On Wednesday, Porter passed the gavel over to vice-mayor Marquis so she could make two amendments to the ordinance. The first requiring a quorum of four commissioners always to be present at each meeting. The other being when the commission act as a quasi-judicial body making decisions on conditional use permits, only people present could vote.

Molloy said the mayor made a good compromise with her amendments. He said he originally did not support the ordinance because the commission used the same template for the city council on telephonic participation and he does not see the two bodies as functioning the same way.

“It is like comparing apples to oranges,” he said. “Council meets 35 times a year while planning and zoning meets 17 times.”

He said his reasoning for limiting the number of times a commissioner could call in from four to two was because based on how many times council meets, that would mean council members could participate telephonically eight times a year, instead of four the current limit.

“The expectations of the public are they want their representatives to be there in person,” he said. “I dislike being on the phone just because connections are bad and like we saw tonight, in the middle of a vote someone participating telephonically got disconnected.”

Porter and council members Brian Gabriel and Navarre voted against Molloy’s amendment.

Navarre said he did not support the reduction because he believed participating over the phone still makes the product better and allows commissioners who may not be able to attend in person a chance to still provide information.

“We need to allow them the opportunity to make the best informed decision,” he said. “Two is too limited. You never know if you will have a better product if you don’t have everyone participating.”

Porter and Gabriel agreed keeping the limit at four was fair and did not think it would be abused.

Because the commission meets twice a month more than other city committees, Porter said she wanted to give them the support they need to effectively do their job.

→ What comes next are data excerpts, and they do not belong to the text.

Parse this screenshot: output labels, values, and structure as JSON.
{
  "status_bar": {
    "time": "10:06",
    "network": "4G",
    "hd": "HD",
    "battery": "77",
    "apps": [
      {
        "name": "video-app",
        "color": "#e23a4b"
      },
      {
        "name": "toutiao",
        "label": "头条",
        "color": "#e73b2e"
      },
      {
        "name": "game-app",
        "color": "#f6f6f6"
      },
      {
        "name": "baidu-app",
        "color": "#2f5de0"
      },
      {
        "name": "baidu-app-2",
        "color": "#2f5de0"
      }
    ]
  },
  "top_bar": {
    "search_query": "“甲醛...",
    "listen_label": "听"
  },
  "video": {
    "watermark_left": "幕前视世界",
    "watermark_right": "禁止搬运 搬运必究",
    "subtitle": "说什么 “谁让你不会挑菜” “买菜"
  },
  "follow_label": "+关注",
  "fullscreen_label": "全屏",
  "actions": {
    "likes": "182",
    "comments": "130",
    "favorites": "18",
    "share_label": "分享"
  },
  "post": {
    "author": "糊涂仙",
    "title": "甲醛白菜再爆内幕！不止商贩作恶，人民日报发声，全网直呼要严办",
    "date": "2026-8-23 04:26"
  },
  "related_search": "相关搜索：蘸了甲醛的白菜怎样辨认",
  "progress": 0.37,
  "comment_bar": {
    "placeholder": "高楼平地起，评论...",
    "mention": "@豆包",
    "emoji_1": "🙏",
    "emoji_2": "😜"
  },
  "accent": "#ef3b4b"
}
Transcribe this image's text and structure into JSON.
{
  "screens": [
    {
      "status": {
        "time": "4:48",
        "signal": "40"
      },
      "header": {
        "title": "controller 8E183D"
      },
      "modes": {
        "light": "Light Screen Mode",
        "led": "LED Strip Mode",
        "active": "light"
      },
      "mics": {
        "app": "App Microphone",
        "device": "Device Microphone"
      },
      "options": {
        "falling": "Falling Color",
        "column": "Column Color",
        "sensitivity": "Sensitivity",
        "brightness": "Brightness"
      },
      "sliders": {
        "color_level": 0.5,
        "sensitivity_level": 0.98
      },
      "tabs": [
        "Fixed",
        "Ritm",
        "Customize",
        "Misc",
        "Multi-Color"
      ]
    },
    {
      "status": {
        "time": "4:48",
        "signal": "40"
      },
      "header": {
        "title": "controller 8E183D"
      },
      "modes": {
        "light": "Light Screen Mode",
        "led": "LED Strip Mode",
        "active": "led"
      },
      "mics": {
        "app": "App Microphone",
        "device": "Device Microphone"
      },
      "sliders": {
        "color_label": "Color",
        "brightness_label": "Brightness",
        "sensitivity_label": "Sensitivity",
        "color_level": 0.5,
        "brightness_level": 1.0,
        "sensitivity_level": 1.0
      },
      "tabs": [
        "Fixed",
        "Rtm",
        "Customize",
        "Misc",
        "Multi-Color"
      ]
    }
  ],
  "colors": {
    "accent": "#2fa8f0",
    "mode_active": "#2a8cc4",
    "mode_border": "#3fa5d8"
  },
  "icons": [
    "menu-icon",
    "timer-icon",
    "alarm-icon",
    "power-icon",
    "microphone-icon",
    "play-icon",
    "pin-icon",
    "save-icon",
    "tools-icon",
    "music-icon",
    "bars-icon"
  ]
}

“If it doesn’t work, we can fix it,” she said.

Kenai City Council and commission members have discussed the ordinance since it was introduced and failed at the Jan. 8 commission meeting. The commission made amendments following suggestions from council and unanimously passed the resolution at its Feb. 12 meeting.

Planning and Zoning Commissioner Henry Knackstedt was in attendance at the council meeting Wednesday night.

He said he agreed with the amendments made by council and is happy to see the issue resolved.

At the Feb. 19 council meeting, commission chair Jeff Twait, said a member of the commission, who has since resigned, introduced the telephonic participation resolution because he wanted to ease the burden of service while still not disrupt the process.

After the resignation of committee member Jake Arness, the Planning and Zoning Commisison has a vacancy.